I know…I know…it’s Wednesday. I choose to focus on the fact that I finished this post, and not on the fact that I am a day late. 🙂

So, what do I have for my loyal readers today? (Side note…I HAVE READERS!!! I actually looked at my stats yesterday and saw that there are 25-30 of you that seem to be checking in regularly to read my posts. I knew I had a few supporters out there because some of you send me such lovely messages or link your blogs to mine. Thank you so much for that support! But 25-30 readers?! I had no idea! A big hug to each of you. 🙂

Anyhow, now that I realize I have actual readers, I will do my best to be a better blogger. You can’t see me right now, but my hand is on my chest. I’d lay my other hand on the bible to make it an official oath, but I’m not religious enough to know where my bible is. Or if I even own a bible. 😛 )

Anywho…back to my tip of the week….

Check out the link for a Family Barometer Satisfaction tool I found, from the website www.ADHDSupport.com.

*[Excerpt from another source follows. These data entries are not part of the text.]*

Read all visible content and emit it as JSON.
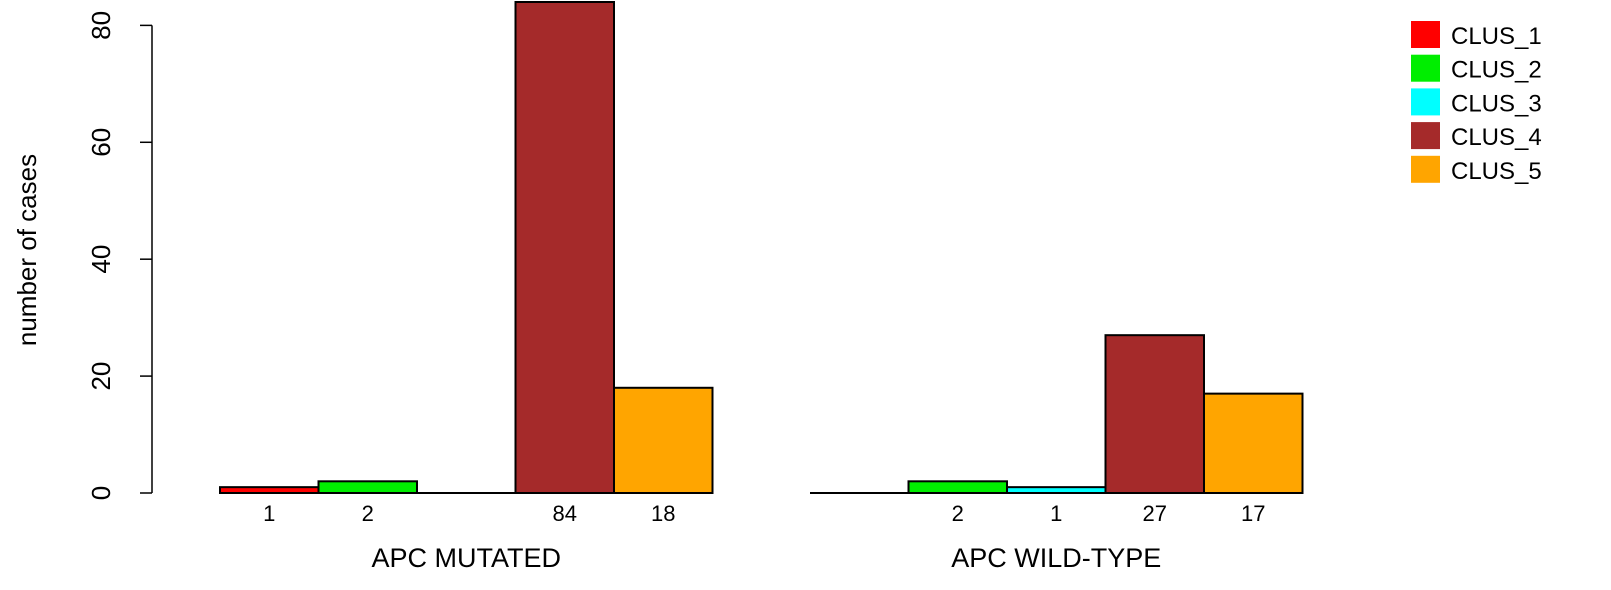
{
  "chart_data": {
    "type": "bar",
    "ylabel": "number of cases",
    "ylim": [
      0,
      84
    ],
    "yticks": [
      0,
      20,
      40,
      60,
      80
    ],
    "grid": false,
    "legend_position": "top-right",
    "groups": [
      {
        "label": "APC MUTATED",
        "values": [
          1,
          2,
          0,
          84,
          18
        ],
        "value_labels": [
          "1",
          "2",
          "",
          "84",
          "18"
        ]
      },
      {
        "label": "APC WILD-TYPE",
        "values": [
          0,
          2,
          1,
          27,
          17
        ],
        "value_labels": [
          "",
          "2",
          "1",
          "27",
          "17"
        ]
      }
    ],
    "series": [
      {
        "name": "CLUS_1",
        "color": "#ff0000"
      },
      {
        "name": "CLUS_2",
        "color": "#00ee00"
      },
      {
        "name": "CLUS_3",
        "color": "#00ffff"
      },
      {
        "name": "CLUS_4",
        "color": "#a52a2a"
      },
      {
        "name": "CLUS_5",
        "color": "#ffa500"
      }
    ]
  }
}
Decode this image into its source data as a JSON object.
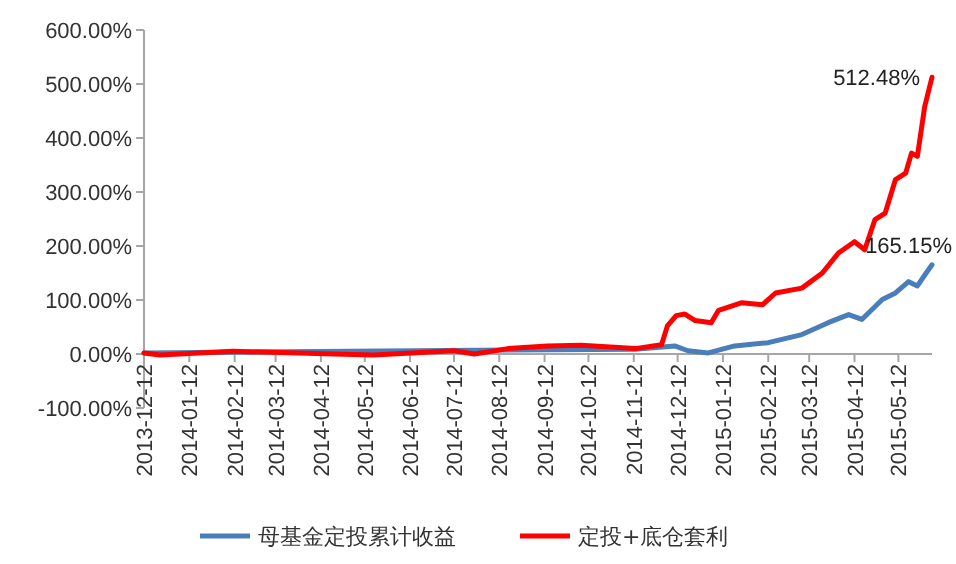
{
  "chart_data": {
    "type": "line",
    "ylim": [
      -100,
      600
    ],
    "yticks": [
      {
        "value": -100,
        "label": "-100.00%"
      },
      {
        "value": 0,
        "label": "0.00%"
      },
      {
        "value": 100,
        "label": "100.00%"
      },
      {
        "value": 200,
        "label": "200.00%"
      },
      {
        "value": 300,
        "label": "300.00%"
      },
      {
        "value": 400,
        "label": "400.00%"
      },
      {
        "value": 500,
        "label": "500.00%"
      },
      {
        "value": 600,
        "label": "600.00%"
      }
    ],
    "xlim": [
      "2013-12-12",
      "2015-06-04"
    ],
    "xticks": [
      {
        "value": "2013-12-12",
        "label": "2013-12-12"
      },
      {
        "value": "2014-01-12",
        "label": "2014-01-12"
      },
      {
        "value": "2014-02-12",
        "label": "2014-02-12"
      },
      {
        "value": "2014-03-12",
        "label": "2014-03-12"
      },
      {
        "value": "2014-04-12",
        "label": "2014-04-12"
      },
      {
        "value": "2014-05-12",
        "label": "2014-05-12"
      },
      {
        "value": "2014-06-12",
        "label": "2014-06-12"
      },
      {
        "value": "2014-07-12",
        "label": "2014-07-12"
      },
      {
        "value": "2014-08-12",
        "label": "2014-08-12"
      },
      {
        "value": "2014-09-12",
        "label": "2014-09-12"
      },
      {
        "value": "2014-10-12",
        "label": "2014-10-12"
      },
      {
        "value": "2014-11-12",
        "label": "2014-11-12"
      },
      {
        "value": "2014-12-12",
        "label": "2014-12-12"
      },
      {
        "value": "2015-01-12",
        "label": "2015-01-12"
      },
      {
        "value": "2015-02-12",
        "label": "2015-02-12"
      },
      {
        "value": "2015-03-12",
        "label": "2015-03-12"
      },
      {
        "value": "2015-04-12",
        "label": "2015-04-12"
      },
      {
        "value": "2015-05-12",
        "label": "2015-05-12"
      }
    ],
    "series": [
      {
        "name": "母基金定投累计收益",
        "color": "#4a7ebb",
        "x": [
          "2013-12-12",
          "2014-11-13",
          "2014-12-10",
          "2014-12-19",
          "2015-01-02",
          "2015-01-20",
          "2015-02-12",
          "2015-03-07",
          "2015-03-25",
          "2015-04-08",
          "2015-04-17",
          "2015-05-01",
          "2015-05-10",
          "2015-05-19",
          "2015-05-25",
          "2015-05-31",
          "2015-06-04"
        ],
        "values": [
          2,
          9,
          15,
          6,
          2,
          15,
          21,
          36,
          58,
          73,
          64,
          101,
          113,
          134,
          126,
          150,
          165.15
        ]
      },
      {
        "name": "定投+底仓套利",
        "color": "#ff0000",
        "x": [
          "2013-12-12",
          "2013-12-23",
          "2014-02-11",
          "2014-04-21",
          "2014-05-18",
          "2014-07-12",
          "2014-07-26",
          "2014-08-18",
          "2014-09-14",
          "2014-10-07",
          "2014-11-13",
          "2014-12-01",
          "2014-12-05",
          "2014-12-11",
          "2014-12-17",
          "2014-12-24",
          "2015-01-04",
          "2015-01-09",
          "2015-01-25",
          "2015-02-08",
          "2015-02-17",
          "2015-03-07",
          "2015-03-21",
          "2015-04-01",
          "2015-04-12",
          "2015-04-19",
          "2015-04-26",
          "2015-05-03",
          "2015-05-10",
          "2015-05-17",
          "2015-05-21",
          "2015-05-25",
          "2015-05-30",
          "2015-06-04"
        ],
        "values": [
          2,
          -2,
          5,
          0,
          -2,
          6,
          0,
          10,
          15,
          16,
          10,
          17,
          52,
          71,
          74,
          62,
          58,
          81,
          95,
          91,
          113,
          122,
          150,
          187,
          208,
          193,
          249,
          261,
          323,
          335,
          372,
          366,
          458,
          512.48
        ]
      }
    ],
    "annotations": [
      {
        "text": "512.48%",
        "x": "2015-06-04",
        "y": 512.48
      },
      {
        "text": "165.15%",
        "x": "2015-06-04",
        "y": 165.15
      }
    ],
    "legend": "bottom",
    "grid": false
  }
}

I really like this tool for a few reasons.

1 – If you have a child on medication, you should really try to measure their progress and success, at home and at school, on a regular basis. This is the only way to objectively get a reading on whether the medication is helping over a longer term. (I haven’t been doing this, but I will be starting after our next appointment with Dr. M as we’ll likely be trying a slightly higher dose of D’s Vyvanse.

2-This document can be used, as is, by simply printing off several copies (4 for you, and 4 for your child’s teacher) and placing them in a binder to keep them organized. Easy!

3-You can also use this document to create a list of expectations for your child. Grab some big paper (newsprint, flip chart paper or bristol board) and write out the items you and your partner feel are important for your child to work on. This needs to be written in a way that is age appropriate for your child, supportive and with a little creativity and colour! 🙂  You can use the document as inspiration.

For example: In my house, my son has daily chores and weekly chores. He’s 12 so I took some colourful paper and wrote up what is expected of him each day (tidying his room, taking out the compost and emptying the dishwasher) and each week (cleaning his room, sweeping upstairs and folding some laundry). I used washable markers to make it more colourful and interesting and then posted them on the wall, where he can see them.

This makes it easier for him to remember what is expected of him. I still have to remind him that it’s time to do his chores, and I still have to check to make sure he is completing them properly but I don’t have to keep repeating what he needs to do.

Trust me, that’s something. It’s one less broken record playing at him all day. 😛


A new school year will soon be upon us and to get things off on the right foot, check out the link below. While I may have worded this resource a little differently, I do believe it can be used as a great conversation starter with your child’s new teacher.

Teaching Tips

Something that works for us is getting in there early and often with the teachers.

Set the tone with a positive first meeting where you share a little about your child, their strengths and challenges, what they’re interested in and any tips you can provide for what has worked well in the past. If you’re working with them at home on organizational skills or reading, make sure to tell the teacher that too.

This is also a great opportunity to ask the teacher a few basic questions like…

1 – What are your expectations in the classroom?

2 – Can I have an overview of what my child will be learning this year? (Something printed, that you can take home, is best. Allow the teacher a few days to get it to you.)

3 – Are there ways I can help out? School trips? Photocopying worksheets? Volunteering in some way? (Teachers who see you as a contributing member of the school community will appreciate your efforts.)

Remember to thank them for their time, give them your email in case anything comes up and wish them the best as the school year kicks off.

Regardless of how that first meeting goes, walk away knowing you did your best, as a parent. You gave it your all. That’s all we ever expect of our children and we need to appreciate the same from ourselves.